4 Things You Miss Out On When You Neglect To Save
It can be tempting to forego your savings account in favour of spending on entertainment and other fun non-essentials, but be warned: there’s a huge opportunity cost you face by neglecting to save. Here are four examples of privileges you’ll miss out on if you aren’t saving on a regular basis.
1. Reaching large financial goals
When it comes to large-scale financial goals, you won’t be able to achieve them without pursuing financial activities like saving and investing. Huge financial objectives, like a down payment on a home or your retirement, can’t be put on a credit card. To reach these milestones, you’ll need to acquire an amount of money that can’t be put away on a short-term basis. This is going to involve some diligent saving each time you get paid.
Even if you plan to reach this type of goal primarily by investing instead of saving alone, you’ll still need to have a solid emergency fund put away to protect yourself in case the market takes a dip. You can easily get going by starting a new Saving Jar or joining a new Saving Challenge within QUBER. If you keep your mind on the prize, your saving efforts will eventually yield huge results for you, even when the end result seems impossibly far away.
2. Peace of mind
One of the best parts of saving regularly? The peace of mind it provides. You can never really predict where life will take you, or more specifically, what unexpected expenses it’ll throw your way. Whether it be an emergency car repair or a sudden loss of income, it makes all the difference to be financially prepared. However, according to research from Banknote, most people are not: 56% of Americans can’t afford a $1000 emergency expense from their savings account.
This kind of unpreparedness can have a serious impact on your well-being. Inevitably, if you don’t have any savings to fall back on, you’ll need to rely on high-interest debt to cover yourself in the immediate aftermath of a financial crisis. For most people, having little to no money in the bank and a growing amount of debt creates a feeling of stress and unease.

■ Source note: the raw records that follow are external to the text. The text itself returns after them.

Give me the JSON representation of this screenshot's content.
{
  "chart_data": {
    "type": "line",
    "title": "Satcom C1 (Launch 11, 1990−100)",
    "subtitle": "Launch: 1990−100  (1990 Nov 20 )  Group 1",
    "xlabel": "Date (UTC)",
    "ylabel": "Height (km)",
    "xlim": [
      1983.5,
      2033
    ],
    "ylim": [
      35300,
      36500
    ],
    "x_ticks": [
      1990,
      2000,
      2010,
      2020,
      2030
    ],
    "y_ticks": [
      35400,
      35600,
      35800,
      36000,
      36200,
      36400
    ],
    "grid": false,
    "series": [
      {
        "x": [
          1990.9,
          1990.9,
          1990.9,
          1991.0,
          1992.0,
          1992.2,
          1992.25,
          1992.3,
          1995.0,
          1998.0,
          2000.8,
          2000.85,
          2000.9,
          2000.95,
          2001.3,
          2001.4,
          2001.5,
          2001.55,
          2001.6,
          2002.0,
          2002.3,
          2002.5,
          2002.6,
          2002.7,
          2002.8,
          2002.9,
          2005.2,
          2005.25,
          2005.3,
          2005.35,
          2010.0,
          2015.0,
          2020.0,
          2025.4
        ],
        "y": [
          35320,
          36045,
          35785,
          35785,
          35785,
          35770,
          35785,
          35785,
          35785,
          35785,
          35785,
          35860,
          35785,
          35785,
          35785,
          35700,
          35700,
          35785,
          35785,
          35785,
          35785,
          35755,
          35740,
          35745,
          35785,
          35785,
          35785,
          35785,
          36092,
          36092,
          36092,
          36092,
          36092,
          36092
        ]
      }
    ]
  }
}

This type of stress is not to be ignored: those who are dealing with financial stress are reported to be twice as likely to suffer from poor overall health and are four times as likely to suffer from sleep issues, headaches and other physical ailments.
This is where having an emergency fund comes into play. If you’ve got a pool of savings designated specifically for unexpected expenses, you’ll be ready when things don’t go as planned. Knowing that you’re prepared in case things don’t go your way can make a huge difference in reducing your daily financial stress levels and allow you to enjoy your life without an extra source of concern.
3. Disciplined personal habits
Most good things in life require a strong level of discipline. If you want to be physically fit, you’ve got to work out regularly and challenge yourself to get stronger. If you want strong relationships with your loved ones, you’ve got to put in effort to show them you care in a way that appeals to them. Your financial life is no different: if you want to achieve financial freedom, you’ve got to be disciplined about the way you manage your money.
When it comes to discipline in money management, saving is one of the practices that requires the most. When you don’t pay your bills on time, there are immediate consequences for it. However, when you don’t regularly save money, no one is coming to penalize you for it. This leaves how you manage your saving habits, for better or for worse, squarely in your hands. The tricky part is that a lack of discipline is a slippery slope. If you allow yourself to be lax about your saving habits, this might set the stage for other important habits to start slipping too.
If you find that you’re successful with staying disciplined in other areas of your life, like your work out regimen, apply the strategies and principles that keep you focused on that goal to your financial situation. For example, if you workout in the morning to avoid the chance you’ll lose motivation later in the day, think about how this could be applied to your money - you could be saving right when you get paid instead of leaving it until the end of your pay period and hoping there’s enough left over.
If you struggle with being disciplined, spend some time thinking about what might motivate you to stay focused on saving. First concentrate your efforts on making small changes, like making coffee at home instead of buying it, and staying consistent with them instead of trying to change up your entire lifestyle all at once. Being disciplined about your savings habits can be hard, but so is having little to nothing in your savings account. The outcome is worth the effort!
4. Opportunities to move up
When you don’t save, it inevitably means you’re relying on credit on a regular basis. While you can get by this way, it can have some very negative consequences on your credit score. Experts suggest that if you’re regularly using more than 30% of your credit limit, credit reporting bureaus will take that into account and reduce your credit score accordingly.
Letting your credit score decrease can have some real impacts on your life, even if you can’t foresee how it’ll affect you in the present. For example, let’s say you find your dream apartment in a few years. Even if you can afford the rent, you may still get turned down based on your credit score - the landlord may not trust your ability to pay rent based on what they see when they check your credit report. Or, you may decide to finance a car loan some day. But, if your credit score is below average, the interest rate on the loan you’ll be offered may be a percentage point or two higher than one that someone with an excellent credit score would receive. This will end up costing you hundreds, if not thousands, in extra dollars spent on interest over the lifetime of the loan.
With this in mind, save money! Being able to cover your expenses with liquid cash instead of your credit card will mean that your credit score will stay in tip-top shape. You won’t miss out on future opportunities because of poor spending habits you had in the past.